3 minutes
Simulating Evolution
When I was a kid, the Boston Museum of Science launched a simulated aquarium exhibit. Visitors could design a custom fish using a handful of sliders and release it into the tank. They would float around, eat, and eventually die or leave. Despite the simplicity, I was immediately obsessed.
My parents would leave me there for hours, visiting other parts of the museum while I generated dozens of fish. I would experiment with the variables, attempting to find optimal setups and cause interesting behavior, such as schooling. This turned out to be an incredibly formative experience, as years later I am fascinated by evolution simulations, and have built several myself.
2017
LifeSim
My first real programming project was a simple cell-life simulation. I started with a tutorial for Conway’s Game of Life, which is still in use as the background on this website’s home page. Over time, this evolved into a proper ecosystem simulation.
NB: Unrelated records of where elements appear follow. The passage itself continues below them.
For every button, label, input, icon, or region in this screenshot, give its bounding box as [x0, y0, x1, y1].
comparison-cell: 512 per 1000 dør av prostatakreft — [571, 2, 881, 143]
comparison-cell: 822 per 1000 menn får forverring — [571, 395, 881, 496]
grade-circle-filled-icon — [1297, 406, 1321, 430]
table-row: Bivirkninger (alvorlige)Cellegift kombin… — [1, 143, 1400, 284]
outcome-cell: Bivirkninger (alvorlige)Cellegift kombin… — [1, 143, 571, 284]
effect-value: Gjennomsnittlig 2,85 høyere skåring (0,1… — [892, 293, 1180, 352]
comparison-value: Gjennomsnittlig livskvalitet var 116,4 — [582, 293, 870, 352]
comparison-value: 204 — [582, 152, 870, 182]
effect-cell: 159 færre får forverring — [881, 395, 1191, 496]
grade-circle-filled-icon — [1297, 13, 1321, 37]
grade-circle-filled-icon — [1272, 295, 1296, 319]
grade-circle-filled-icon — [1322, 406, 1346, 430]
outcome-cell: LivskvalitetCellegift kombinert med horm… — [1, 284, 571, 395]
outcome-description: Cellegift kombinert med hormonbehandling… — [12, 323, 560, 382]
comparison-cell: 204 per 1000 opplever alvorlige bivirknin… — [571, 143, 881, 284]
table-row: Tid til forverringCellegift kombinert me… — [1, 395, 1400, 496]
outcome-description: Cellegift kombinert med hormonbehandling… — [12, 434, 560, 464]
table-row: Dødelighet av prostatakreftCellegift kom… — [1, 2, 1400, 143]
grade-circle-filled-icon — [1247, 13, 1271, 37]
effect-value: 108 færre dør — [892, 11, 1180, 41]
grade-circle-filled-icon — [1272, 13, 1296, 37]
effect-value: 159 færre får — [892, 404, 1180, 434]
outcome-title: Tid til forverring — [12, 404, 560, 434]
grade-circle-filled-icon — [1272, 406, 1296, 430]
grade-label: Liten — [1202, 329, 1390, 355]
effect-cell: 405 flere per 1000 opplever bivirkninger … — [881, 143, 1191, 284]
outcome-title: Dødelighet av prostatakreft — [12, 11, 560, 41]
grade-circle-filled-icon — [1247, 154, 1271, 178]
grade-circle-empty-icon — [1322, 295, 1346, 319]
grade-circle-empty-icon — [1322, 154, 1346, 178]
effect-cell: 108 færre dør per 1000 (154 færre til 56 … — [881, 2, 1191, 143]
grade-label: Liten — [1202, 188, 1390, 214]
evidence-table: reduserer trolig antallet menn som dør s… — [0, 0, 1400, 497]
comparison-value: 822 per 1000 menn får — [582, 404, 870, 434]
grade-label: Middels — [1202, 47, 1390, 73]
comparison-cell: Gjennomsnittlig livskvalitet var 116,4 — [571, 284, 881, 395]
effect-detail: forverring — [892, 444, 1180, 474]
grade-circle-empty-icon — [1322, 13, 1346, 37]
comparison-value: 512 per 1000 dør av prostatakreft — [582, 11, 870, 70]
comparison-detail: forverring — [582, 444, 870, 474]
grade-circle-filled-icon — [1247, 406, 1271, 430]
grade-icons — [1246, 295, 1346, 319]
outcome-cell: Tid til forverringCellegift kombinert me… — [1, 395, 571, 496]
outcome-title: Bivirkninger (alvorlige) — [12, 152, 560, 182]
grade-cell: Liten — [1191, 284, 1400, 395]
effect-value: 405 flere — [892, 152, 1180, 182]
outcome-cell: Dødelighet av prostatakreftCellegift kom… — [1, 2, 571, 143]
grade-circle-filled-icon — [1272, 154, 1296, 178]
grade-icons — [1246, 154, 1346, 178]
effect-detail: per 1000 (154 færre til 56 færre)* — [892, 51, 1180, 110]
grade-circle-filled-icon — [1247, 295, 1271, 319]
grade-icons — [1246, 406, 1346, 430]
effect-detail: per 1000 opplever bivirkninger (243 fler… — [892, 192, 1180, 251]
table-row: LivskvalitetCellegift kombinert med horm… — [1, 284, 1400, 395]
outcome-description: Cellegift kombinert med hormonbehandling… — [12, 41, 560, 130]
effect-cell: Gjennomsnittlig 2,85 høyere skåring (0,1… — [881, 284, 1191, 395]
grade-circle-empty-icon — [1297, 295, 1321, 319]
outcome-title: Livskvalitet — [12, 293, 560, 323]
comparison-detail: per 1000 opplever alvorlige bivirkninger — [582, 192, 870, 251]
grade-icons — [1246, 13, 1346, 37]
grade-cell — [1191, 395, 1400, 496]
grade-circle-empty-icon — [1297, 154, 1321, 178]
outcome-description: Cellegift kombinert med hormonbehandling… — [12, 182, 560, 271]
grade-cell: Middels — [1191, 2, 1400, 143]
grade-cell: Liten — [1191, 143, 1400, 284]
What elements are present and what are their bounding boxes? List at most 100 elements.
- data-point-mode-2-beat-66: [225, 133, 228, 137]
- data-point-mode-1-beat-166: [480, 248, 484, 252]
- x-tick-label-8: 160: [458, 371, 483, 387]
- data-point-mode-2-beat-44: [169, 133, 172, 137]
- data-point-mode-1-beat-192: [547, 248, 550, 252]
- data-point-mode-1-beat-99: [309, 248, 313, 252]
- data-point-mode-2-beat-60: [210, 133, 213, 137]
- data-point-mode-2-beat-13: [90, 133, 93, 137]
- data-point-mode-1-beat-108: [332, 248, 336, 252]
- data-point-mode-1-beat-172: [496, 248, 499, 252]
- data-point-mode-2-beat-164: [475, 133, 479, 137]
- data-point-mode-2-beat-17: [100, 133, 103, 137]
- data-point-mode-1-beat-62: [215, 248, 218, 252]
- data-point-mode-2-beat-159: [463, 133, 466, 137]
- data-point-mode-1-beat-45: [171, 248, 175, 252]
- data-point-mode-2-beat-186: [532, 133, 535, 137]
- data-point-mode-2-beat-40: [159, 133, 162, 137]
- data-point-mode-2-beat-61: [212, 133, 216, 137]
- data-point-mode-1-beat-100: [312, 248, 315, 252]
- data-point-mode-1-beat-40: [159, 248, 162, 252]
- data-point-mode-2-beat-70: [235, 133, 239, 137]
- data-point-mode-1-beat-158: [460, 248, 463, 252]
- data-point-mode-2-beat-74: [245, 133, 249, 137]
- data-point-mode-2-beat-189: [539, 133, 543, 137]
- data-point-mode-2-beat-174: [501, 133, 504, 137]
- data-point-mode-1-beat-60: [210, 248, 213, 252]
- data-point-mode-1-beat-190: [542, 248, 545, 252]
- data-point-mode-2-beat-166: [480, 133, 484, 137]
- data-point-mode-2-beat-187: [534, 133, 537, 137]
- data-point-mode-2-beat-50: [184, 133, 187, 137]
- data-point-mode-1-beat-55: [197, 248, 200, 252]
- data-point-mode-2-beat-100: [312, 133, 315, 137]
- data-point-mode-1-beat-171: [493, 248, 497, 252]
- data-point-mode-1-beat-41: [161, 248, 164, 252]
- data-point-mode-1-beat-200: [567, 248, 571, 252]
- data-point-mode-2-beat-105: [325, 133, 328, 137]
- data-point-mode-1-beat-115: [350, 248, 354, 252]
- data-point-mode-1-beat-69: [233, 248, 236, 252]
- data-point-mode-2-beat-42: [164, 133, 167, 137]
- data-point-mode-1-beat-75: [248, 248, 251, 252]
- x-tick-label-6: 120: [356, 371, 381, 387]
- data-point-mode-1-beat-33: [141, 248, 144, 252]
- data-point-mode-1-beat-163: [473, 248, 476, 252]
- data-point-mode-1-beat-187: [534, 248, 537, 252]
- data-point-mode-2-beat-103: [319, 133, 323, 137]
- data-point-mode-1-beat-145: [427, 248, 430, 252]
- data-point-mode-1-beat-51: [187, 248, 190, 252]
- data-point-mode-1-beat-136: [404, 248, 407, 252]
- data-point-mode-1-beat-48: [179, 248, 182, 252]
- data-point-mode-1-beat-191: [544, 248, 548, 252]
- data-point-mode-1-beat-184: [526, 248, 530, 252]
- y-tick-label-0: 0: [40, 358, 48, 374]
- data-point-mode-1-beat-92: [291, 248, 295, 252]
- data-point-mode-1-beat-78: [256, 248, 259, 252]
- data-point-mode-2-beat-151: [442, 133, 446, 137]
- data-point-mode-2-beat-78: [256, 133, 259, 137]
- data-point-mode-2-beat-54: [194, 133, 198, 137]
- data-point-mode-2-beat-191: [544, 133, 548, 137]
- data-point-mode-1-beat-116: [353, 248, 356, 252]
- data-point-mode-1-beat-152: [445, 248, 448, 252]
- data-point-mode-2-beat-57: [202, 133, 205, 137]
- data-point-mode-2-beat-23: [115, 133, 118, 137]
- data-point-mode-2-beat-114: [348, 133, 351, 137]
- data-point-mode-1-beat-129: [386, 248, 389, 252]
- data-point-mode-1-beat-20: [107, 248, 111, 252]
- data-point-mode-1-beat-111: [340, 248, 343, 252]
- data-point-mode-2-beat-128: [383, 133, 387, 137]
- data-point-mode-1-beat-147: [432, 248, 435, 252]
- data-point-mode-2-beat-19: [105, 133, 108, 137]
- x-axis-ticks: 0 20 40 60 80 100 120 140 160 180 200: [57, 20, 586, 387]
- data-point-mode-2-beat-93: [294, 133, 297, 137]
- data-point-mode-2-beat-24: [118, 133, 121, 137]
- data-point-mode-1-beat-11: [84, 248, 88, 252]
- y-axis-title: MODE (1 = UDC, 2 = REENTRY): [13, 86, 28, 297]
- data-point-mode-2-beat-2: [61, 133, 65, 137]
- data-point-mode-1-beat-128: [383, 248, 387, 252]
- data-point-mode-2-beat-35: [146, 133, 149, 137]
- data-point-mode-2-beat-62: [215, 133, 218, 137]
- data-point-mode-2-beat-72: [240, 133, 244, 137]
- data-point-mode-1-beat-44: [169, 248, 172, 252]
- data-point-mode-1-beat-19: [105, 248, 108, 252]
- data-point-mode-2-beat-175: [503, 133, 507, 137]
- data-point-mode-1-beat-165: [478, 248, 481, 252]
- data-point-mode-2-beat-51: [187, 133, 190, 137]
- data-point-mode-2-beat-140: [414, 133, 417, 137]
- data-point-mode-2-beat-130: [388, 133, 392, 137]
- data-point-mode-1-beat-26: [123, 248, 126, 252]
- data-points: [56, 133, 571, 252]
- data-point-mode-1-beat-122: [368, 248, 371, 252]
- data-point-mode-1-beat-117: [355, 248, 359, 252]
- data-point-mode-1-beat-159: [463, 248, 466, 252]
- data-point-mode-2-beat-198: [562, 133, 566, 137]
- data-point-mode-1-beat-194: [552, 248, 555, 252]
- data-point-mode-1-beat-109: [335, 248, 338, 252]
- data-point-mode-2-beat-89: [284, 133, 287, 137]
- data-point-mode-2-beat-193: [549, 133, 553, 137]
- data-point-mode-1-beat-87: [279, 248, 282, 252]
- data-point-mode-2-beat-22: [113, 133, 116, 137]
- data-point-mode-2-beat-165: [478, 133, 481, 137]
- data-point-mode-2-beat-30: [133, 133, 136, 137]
The map is randomly generated. Land masses are placed on a large ocean and surrounding with shallow water, and the eastern edge of the map is covered in tundra. Algae is randomly scattered across the map, Individuals can inherit a variety of traits from their parents, with occasional mutation. Traits include different types of mobility (land & sea) and consumption (algae or predation)
2021
PlantSim
I am fascinated by emergent behavior in systems, and frequently program simulations to experiment with these properties. This particular sim is a cell placement evolution sim. The program “grows” the plant based on an input set of instructions. There are 3 types of cells the sim can place. Leaves, the green X cells, generate a set amount of food every tick. Stores, the blue + cells, take food from all adjacent cells and add it to the plant’s total. Veins, the yellow line cells, take food from 3 adjacent cells and give it to the cell they are pointing towards. The plant can use this food to place additional cells, and thus grows exponentially. The program repeatedly runs the simulation, each time varying the instruction set and saving changes which improved the total food collected. This allows it to evolve over time, which results in some interesting patterns.